Choices are still being made for the exhibit. "We started at Virginia Intermont College and that provided some wonderful work but we now need to branch out to the community at large. We are asking for submissions — any media is acceptable, as long as it will hang from a gallery cable system. Canvases are fine but other media needs to be framed under glass," says Miller.
Artworks will be on loan to HCS for three months, after which the exhibit will change, adding new work and new artists. Students, professionals and amateurs are welcome to submit work. To be considered, a color electronic .JPG, .TIFF file or a hard copy must be sent to the Community Relations Department of Center for Behavioral Health.

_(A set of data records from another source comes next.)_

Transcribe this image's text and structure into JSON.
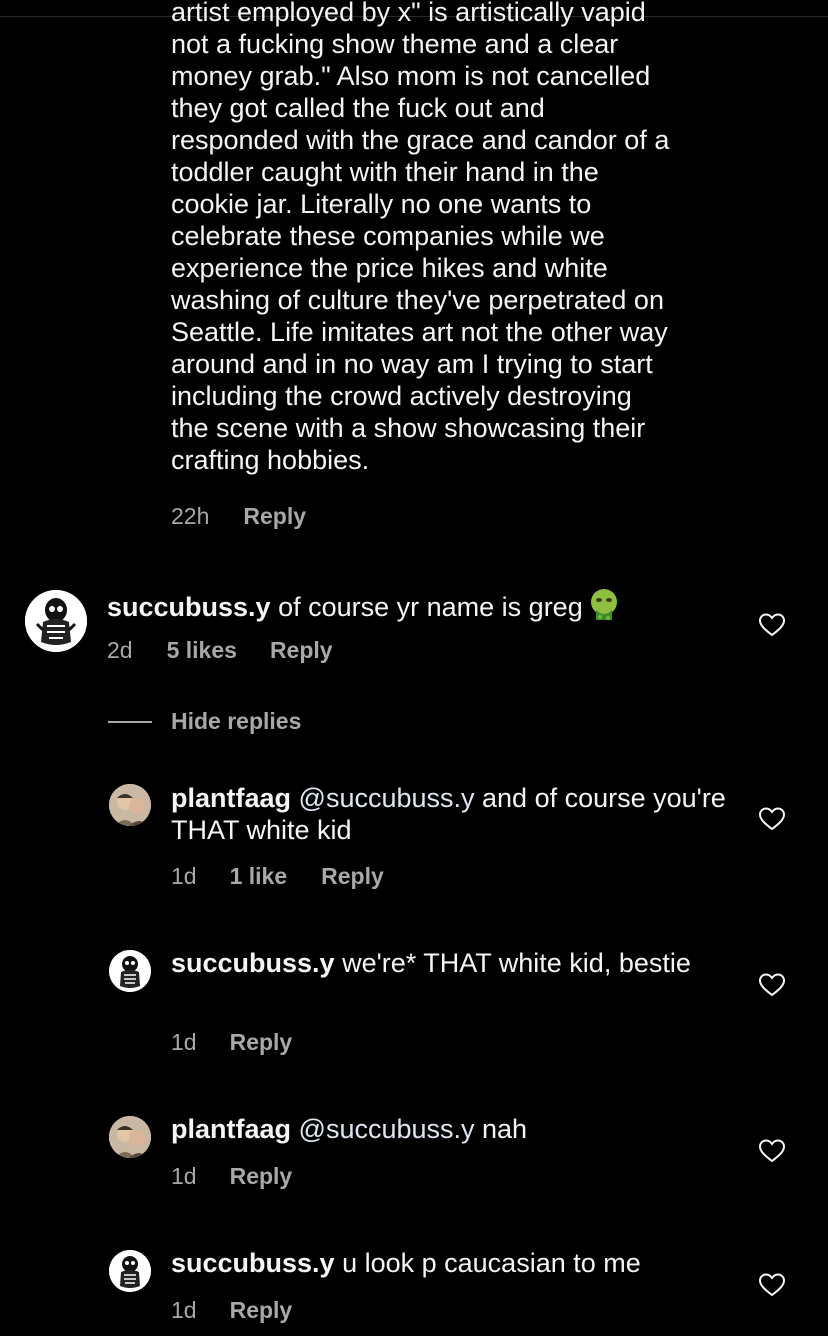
{
  "continued_comment": {
    "text": "artist employed by x\" is artistically vapid\nnot a fucking show theme and a clear\nmoney grab.\" Also mom is not cancelled\nthey got called the fuck out and\nresponded with the grace and candor of a\ntoddler caught with their hand in the\ncookie jar. Literally no one wants to\ncelebrate these companies while we\nexperience the price hikes and white\nwashing of culture they've perpetrated on\nSeattle. Life imitates art not the other way\naround and in no way am I trying to start\nincluding the crowd actively destroying\nthe scene with a show showcasing their\ncrafting hobbies.",
    "time": "22h",
    "reply_label": "Reply"
  },
  "comments": [
    {
      "username": "succubuss.y",
      "text": " of course yr name is greg",
      "emoji": "nauseated-face-icon",
      "time": "2d",
      "likes": "5 likes",
      "reply_label": "Reply"
    }
  ],
  "hide_replies_label": "Hide replies",
  "replies": [
    {
      "username": "plantfaag",
      "mention": "@succubuss.y",
      "text": " and of course you're THAT white kid",
      "time": "1d",
      "likes": "1 like",
      "reply_label": "Reply"
    },
    {
      "username": "succubuss.y",
      "mention": "",
      "text": " we're* THAT white kid, bestie",
      "time": "1d",
      "likes": "",
      "reply_label": "Reply"
    },
    {
      "username": "plantfaag",
      "mention": "@succubuss.y",
      "text": " nah",
      "time": "1d",
      "likes": "",
      "reply_label": "Reply"
    },
    {
      "username": "succubuss.y",
      "mention": "",
      "text": " u look p caucasian to me",
      "time": "1d",
      "likes": "",
      "reply_label": "Reply"
    }
  ],
  "icons": {
    "like": "heart-outline-icon",
    "avatar_succubuss": "skull-figure-avatar",
    "avatar_plantfaag": "photo-avatar"
  },
  "colors": {
    "background": "#000000",
    "primary_text": "#f5f5f5",
    "secondary_text": "#a8a8a8"
  }
}
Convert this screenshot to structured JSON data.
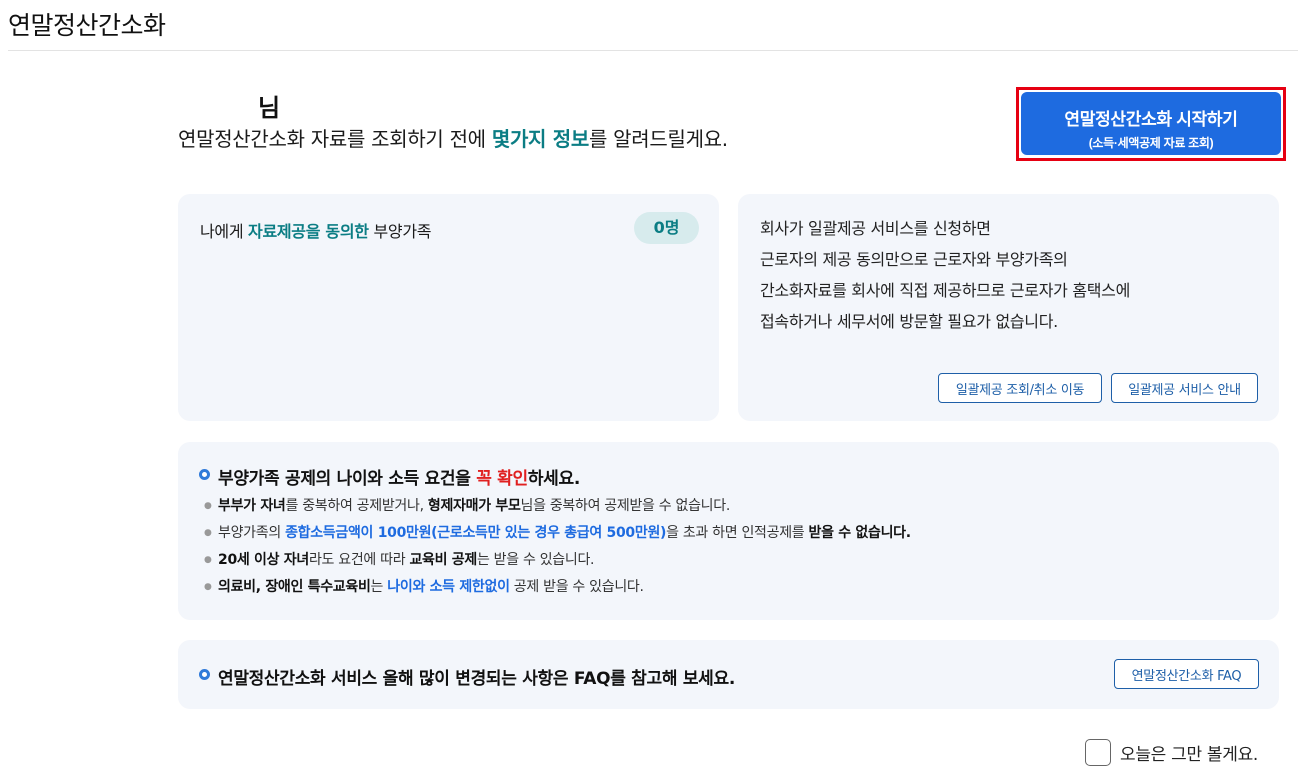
{
  "page": {
    "title": "연말정산간소화"
  },
  "greeting": {
    "name_suffix": "님",
    "intro_before": "연말정산간소화 자료를 조회하기 전에 ",
    "intro_highlight": "몇가지 정보",
    "intro_after": "를 알려드릴게요."
  },
  "start_button": {
    "label": "연말정산간소화 시작하기",
    "sublabel": "(소득·세액공제 자료 조회)"
  },
  "family_card": {
    "label_before": "나에게 ",
    "label_highlight": "자료제공을 동의한",
    "label_after": " 부양가족",
    "count": "0명"
  },
  "info_card": {
    "lines": [
      "회사가 일괄제공 서비스를 신청하면",
      "근로자의 제공 동의만으로 근로자와 부양가족의",
      "간소화자료를 회사에 직접 제공하므로 근로자가 홈택스에",
      "접속하거나 세무서에 방문할 필요가 없습니다."
    ],
    "btn_lookup": "일괄제공 조회/취소 이동",
    "btn_guide": "일괄제공 서비스 안내"
  },
  "rules_card": {
    "heading_before": "부양가족 공제의 나이와 소득 요건을 ",
    "heading_red": "꼭 확인",
    "heading_after": "하세요.",
    "item1": {
      "b1": "부부가 자녀",
      "t1": "를 중복하여 공제받거나, ",
      "b2": "형제자매가 부모",
      "t2": "님을 중복하여 공제받을 수 없습니다."
    },
    "item2": {
      "t1": "부양가족의 ",
      "blue": "종합소득금액이 100만원(근로소득만 있는 경우 총급여 500만원)",
      "t2": "을 초과 하면 인적공제를 ",
      "b1": "받을 수 없습니다."
    },
    "item3": {
      "b1": "20세 이상 자녀",
      "t1": "라도 요건에 따라 ",
      "b2": "교육비 공제",
      "t2": "는 받을 수 있습니다."
    },
    "item4": {
      "b1": "의료비, 장애인 특수교육비",
      "t1": "는 ",
      "blue": "나이와 소득 제한없이",
      "t2": " 공제 받을 수 있습니다."
    }
  },
  "faq_card": {
    "text": "연말정산간소화 서비스 올해 많이 변경되는 사항은 FAQ를 참고해 보세요.",
    "button": "연말정산간소화 FAQ"
  },
  "dont_show": {
    "label": "오늘은 그만 볼게요."
  },
  "colors": {
    "accent_blue": "#1e6be0",
    "teal": "#0b7d84",
    "red_outline": "#e60012",
    "card_bg": "#f3f6fb"
  }
}
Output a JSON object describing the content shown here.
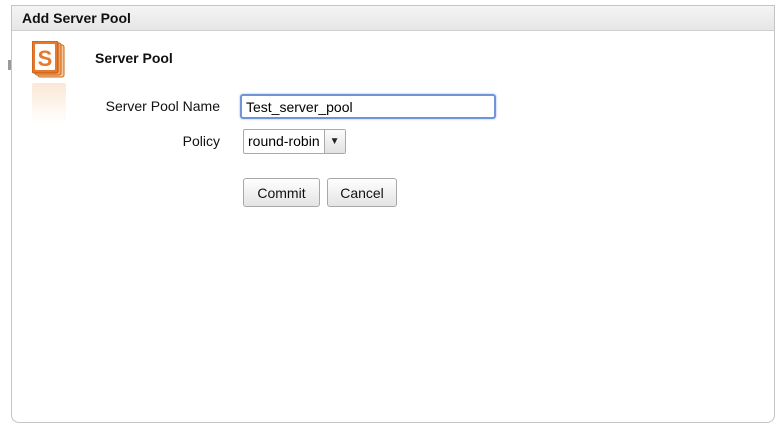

"Recovery is a journey and it can be a long and hard one for some people. What is so inspirational about dealing with those who walk the mental health journey toward recovery is both their courage in facing each day and the amazing capacity for creativity they employ in that journey. Some write, others paint or do needlework. Some take long walks and submerse themselves in nature. For some reason, highly creative people are more prone to mental health and substance abuse issues," says Miller. "In our agency we know these people are truly heroes and this art gallery is our way of giving them a visual badge of honor."
Highlands Center for Behavioral Health has been operating for 35 years in Washington County, Va. and Bristol, Va., providing multiple services for substance abuse, mental illness and intellectual disabilities.